Adds performance indexes on measurement_sessions(recorded_at DESC), observations(session_id), observations(metric_id), and observations(is_best).

Migration 07 — Profile & Weight

Adds the singleton profile table and the weight_entries table, including the idx_weight_recorded_at index and a seed INSERT OR IGNORE for the profile row.

Migration 08 — CPAP Data

Adds the cpap_data table and idx_cpap_log_date index to support the ResMed MyAir integration.


Key Query Patterns

Fetch paginated blood pressure sessions

SELECT s.id, s.recorded_at, s.context, s.notes,
       mt.name AS metric, o.value, o.reading_number, o.is_best
FROM measurement_sessions s
JOIN observations o ON o.session_id = s.id
JOIN metric_types mt ON mt.id = o.metric_id
ORDER BY s.recorded_at DESC
LIMIT ? OFFSET ?

The Worker fetches limit * 10 rows to account for the multiple observation rows per session, then slices to limit sessions in application code.

Delete a blood pressure session (atomic batch)

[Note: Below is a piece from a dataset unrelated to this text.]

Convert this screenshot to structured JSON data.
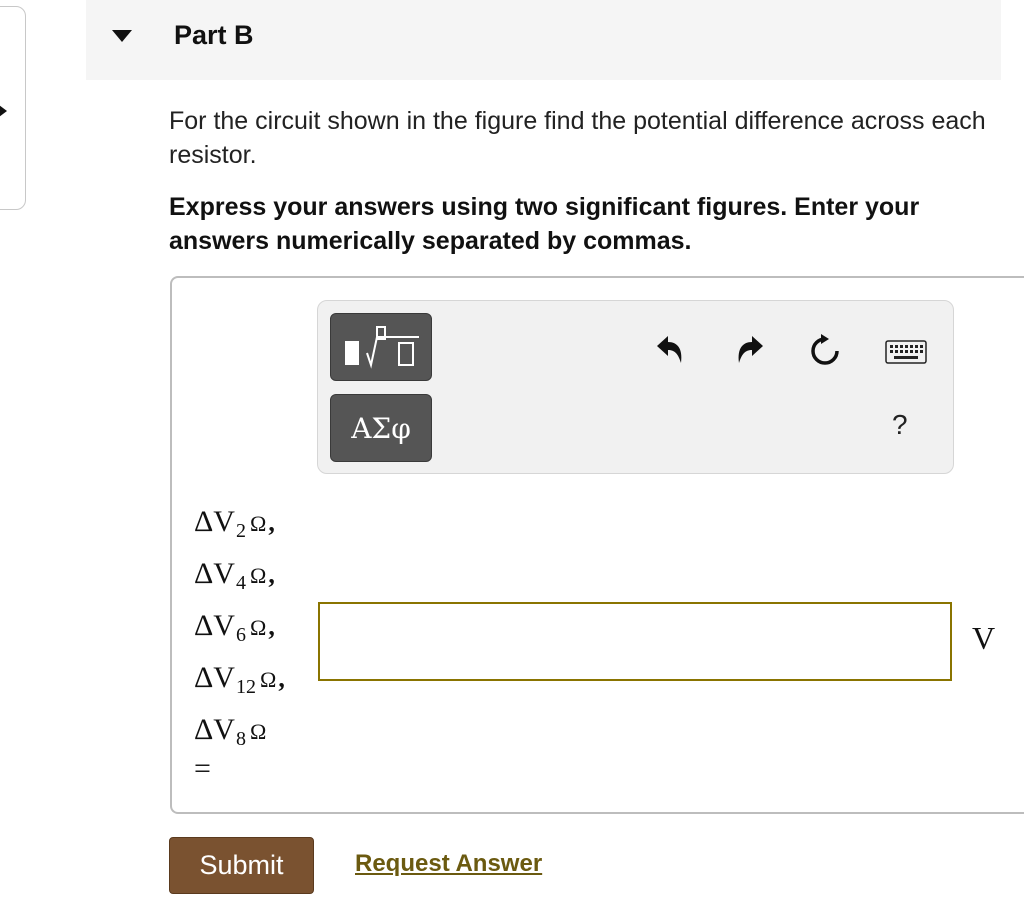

DELETE FROM session_tags   WHERE session_id = ?;
DELETE FROM observations   WHERE session_id = ?;
DELETE FROM measurement_sessions WHERE id = ?;

All three statements are executed as a single D1.batch([]) call to maintain referential integrity.

Insert a blood pressure session (batch)

The Worker builds an array of prepared statements:

  1. INSERT INTO measurement_sessions
  2. For each of the 3 readings × 3 metrics → INSERT INTO observations
  3. For the best reading’s 2 derived metrics → INSERT INTO observations
  4. For each tag → INSERT INTO session_tags

The entire array is committed atomically via env.DB.batch(stmts).